Gli svizzeri non sono abbastanza ghiotti di tacchino per assicurare il futuro della produzione indigena Keystone

Migros vuole sbarazzarsi della carne di tacchino indigeno. Questo la dice lunga sulle difficoltà di un'agricoltura svizzera i cui costi di produzione sono tutto tranne che concorrenziali.

Questo contenuto è stato pubblicato il 13 luglio 2006 - 10:21

La decisione del leader del commercio al dettaglio è motivata da considerazioni di redditività. E provoca una levata di scudi.

Per l'agricoltura svizzera è passato il tempo delle vacche grasse. Oggi ha di fronte la dura realtà della ristrutturazione. Con, tra le altre ipotesi, la prospettiva della diversificazione.

Era stato proprio il miraggio della diversificazione a spingere una cinquantina di allevatori, appoggiati dai distributori, a puntare sulla carne di tacchino già a partire dai primi anni Novanta - principalmente nei cantoni di Vaud e Friburgo.

Ma quello che funziona in America non va necessariamente bene in Svizzera. E Migros, che ci aveva creduto, si trova ora costretta a prendere atto della recalcitranza dei consumatori, spiega il capo marketing di Micarna, il comparto carne di Migros. «La massa critica non è mai stata raggiunta. Migros tratta 60'000 polli al giorno ma appena 350'000 tacchini in un anno», spiega Patrick Wilhem.

Un mercato che cambia

«Come impresa, abbiamo il dovere di assicurare posti di lavoro in un mercato in totale mutamento», puntualizza Wilhem. «Non ci possiamo permettere che altri settori sostengano una produzione che non riscuote l'interesse auspicato».

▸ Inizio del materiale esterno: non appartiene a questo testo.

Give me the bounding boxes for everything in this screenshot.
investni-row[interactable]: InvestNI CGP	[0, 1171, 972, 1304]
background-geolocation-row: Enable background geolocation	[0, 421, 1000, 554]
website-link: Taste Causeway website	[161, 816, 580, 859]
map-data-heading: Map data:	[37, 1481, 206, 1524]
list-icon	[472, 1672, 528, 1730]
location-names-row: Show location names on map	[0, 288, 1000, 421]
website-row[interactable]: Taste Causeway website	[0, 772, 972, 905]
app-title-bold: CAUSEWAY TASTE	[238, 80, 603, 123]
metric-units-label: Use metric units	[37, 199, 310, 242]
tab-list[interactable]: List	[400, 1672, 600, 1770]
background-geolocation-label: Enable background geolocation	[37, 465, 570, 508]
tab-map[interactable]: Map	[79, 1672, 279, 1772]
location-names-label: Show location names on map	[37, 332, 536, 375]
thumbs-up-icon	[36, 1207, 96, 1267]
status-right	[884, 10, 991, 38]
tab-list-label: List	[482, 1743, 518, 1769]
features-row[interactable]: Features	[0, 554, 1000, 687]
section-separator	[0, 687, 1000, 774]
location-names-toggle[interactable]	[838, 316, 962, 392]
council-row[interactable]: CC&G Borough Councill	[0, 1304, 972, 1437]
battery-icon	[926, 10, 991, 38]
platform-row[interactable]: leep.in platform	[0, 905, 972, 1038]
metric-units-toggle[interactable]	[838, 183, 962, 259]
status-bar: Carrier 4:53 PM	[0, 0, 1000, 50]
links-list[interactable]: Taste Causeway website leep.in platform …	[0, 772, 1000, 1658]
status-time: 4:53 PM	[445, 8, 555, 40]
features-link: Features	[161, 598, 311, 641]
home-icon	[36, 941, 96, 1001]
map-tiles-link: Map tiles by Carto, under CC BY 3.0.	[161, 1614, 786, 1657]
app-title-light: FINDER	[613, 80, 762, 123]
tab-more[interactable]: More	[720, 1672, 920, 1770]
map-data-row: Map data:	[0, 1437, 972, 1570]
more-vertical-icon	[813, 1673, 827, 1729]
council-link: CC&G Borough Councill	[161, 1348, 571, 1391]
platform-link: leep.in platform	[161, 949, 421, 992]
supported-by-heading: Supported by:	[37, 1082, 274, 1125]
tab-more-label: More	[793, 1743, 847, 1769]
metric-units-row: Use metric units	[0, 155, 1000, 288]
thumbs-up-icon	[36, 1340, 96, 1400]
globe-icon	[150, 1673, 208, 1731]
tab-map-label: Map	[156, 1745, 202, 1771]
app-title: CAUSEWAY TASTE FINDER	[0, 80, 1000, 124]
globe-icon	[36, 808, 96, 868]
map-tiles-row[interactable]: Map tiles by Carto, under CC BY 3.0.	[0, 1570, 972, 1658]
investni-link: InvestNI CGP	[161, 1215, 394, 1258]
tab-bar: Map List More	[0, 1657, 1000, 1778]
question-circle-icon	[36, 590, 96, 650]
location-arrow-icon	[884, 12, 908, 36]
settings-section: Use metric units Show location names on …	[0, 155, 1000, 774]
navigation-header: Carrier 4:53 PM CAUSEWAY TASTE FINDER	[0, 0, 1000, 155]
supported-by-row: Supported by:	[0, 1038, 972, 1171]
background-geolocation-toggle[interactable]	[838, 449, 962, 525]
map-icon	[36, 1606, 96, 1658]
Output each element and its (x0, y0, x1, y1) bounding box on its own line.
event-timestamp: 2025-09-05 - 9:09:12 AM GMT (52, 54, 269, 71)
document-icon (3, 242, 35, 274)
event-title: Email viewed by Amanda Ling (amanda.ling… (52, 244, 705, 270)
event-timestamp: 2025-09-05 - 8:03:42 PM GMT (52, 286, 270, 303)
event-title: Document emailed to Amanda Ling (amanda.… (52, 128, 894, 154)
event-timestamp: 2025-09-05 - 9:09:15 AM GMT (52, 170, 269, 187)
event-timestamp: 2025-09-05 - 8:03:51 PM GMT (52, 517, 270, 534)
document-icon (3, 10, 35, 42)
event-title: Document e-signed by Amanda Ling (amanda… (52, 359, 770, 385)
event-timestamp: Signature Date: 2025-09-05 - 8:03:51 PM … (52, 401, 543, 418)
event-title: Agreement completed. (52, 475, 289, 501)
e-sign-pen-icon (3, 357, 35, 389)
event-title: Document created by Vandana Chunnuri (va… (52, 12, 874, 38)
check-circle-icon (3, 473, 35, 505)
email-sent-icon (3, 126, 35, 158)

La maggior parte dei distributori lo ha già fatto da tempo, ora anche il leader del commercio al dettaglio elvetico ha deciso di scommettere sulle meno care Francia, Germania e Ungheria. E di liberarsi da giugno 2007 di una produzione locale gravata da un doppio handicap.

In primo luogo, i costi di produzione (in maniera particolare il costo del foraggio) rendono la carne di tacchino indigena da 2 a 3 volte più cara. Inoltre da qui al 2007 il sistema di importazione sarà del tutto cambiato.

Settore in liquidazione

Finora, solo chi abbatteva pollame svizzero era poi autorizzato ad importarne da altri paesi. Una parte del guadagno permetteva di coprire la differenza di prezzo tra i volatili svizzeri, più costosi, e quelli europei.

Ma d'ora in poi, il tacchino svizzero perderà questo sostegno: i quantitativi di importazione saranno stabiliti attraverso un sistema di aste.

Il vicepresidente dell'Unione svizzera dei contadini (USC), John Dupraz, ritiene che la decisione di Migros derivi anche dalla fusione dei due comparti carne del colosso svizzero della distribuzione.

Al di fuori di ogni considerazione sociale, «vogliono fare quattrini. La conseguenza è la liquidazione del settore», afferma Dupraz, che è anche deputato del Partito liberale radicale (destra).

Il diritto di scegliere

La decisione di Migros - in contrasto con una comunicazione incentrata sulle produzioni indigene - provoca parecchie reazioni. Per la Federazione romanda dei consumatori (FRC), molti Svizzeri vogliono poter scegliere tra carne locale (prodotta secondo criteri molto rigidi) e importata.

In accordo con le autorità politiche, il grande distributore parteciperà ora ad una piattaforma di negoziato con i produttori. La soluzione di un marchio di qualità indigena è una strada possibile. Ma alla fine, «sarà il consumatore a decidere», taglia corto Patrick Wilhem.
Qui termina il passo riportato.